While Erykah Badu and Thom Yorke are the bigger names that appear on this album, and Yorke was on Cosmogramma as well, one constant since 1983 has been Laura Darlington. What's your connection with her?
Laura is a funny one because she embodies a part of the sound I gravitate toward a lot. It's this innocent sound and she reminds me a lot of my favorite vocalists, like a bit of Beth Gibbons, Trish Keenan, and them. Laura's got her own thing. I am a fan of folk and psychedelic music so I think she really gets that but she also gets the beat thing, too.
Getting back to Badu, is the planned joint album with her actually going to happen?
I’m not sure what’s going to happen anymore because she's so busy, but hopefully we can connect because I'm game for it. To be honest, the only thing that came out of it was the track on my album. We have drafts and sketches of things but I really don't think I can produce and direct an entire album unless we have time to be in the same space for a little while.

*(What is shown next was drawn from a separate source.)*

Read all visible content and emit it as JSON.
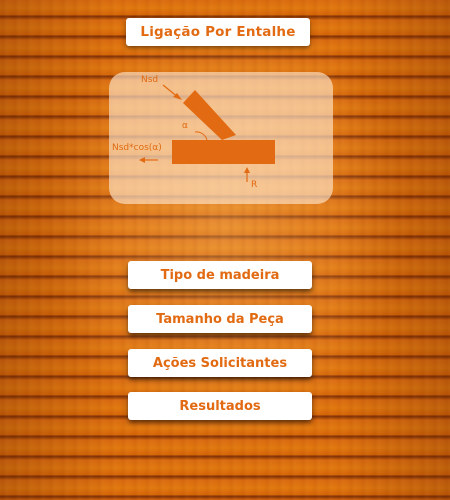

We would both have to find the time, and whenever the time comes for her, I’ll drop everything to make it happen. It was funny because I waited a lot and was like, "I'm going to take this track. It’s mine now." [Laughs.]
The drafts and things we did before, we worked together in the same space. It has to be that way and we have to continue that because I just can’t see myself producing her over emails, though I trust she would deliver some awesome shit.
Is that why you haven’t done a lot of full projects for other artists?
I feel like I’m getting to a place where I’m more open to that but a lot of times collaborations sound good on a blog or on paper but it all depends on the chemistry and the magic. Several artists I’ve met and talked to, we want to do an album together and it sounds good to say that. But you know, as much as all rappers and singers have a crazy personality, i have that, too! And it’s all about finding that synergy.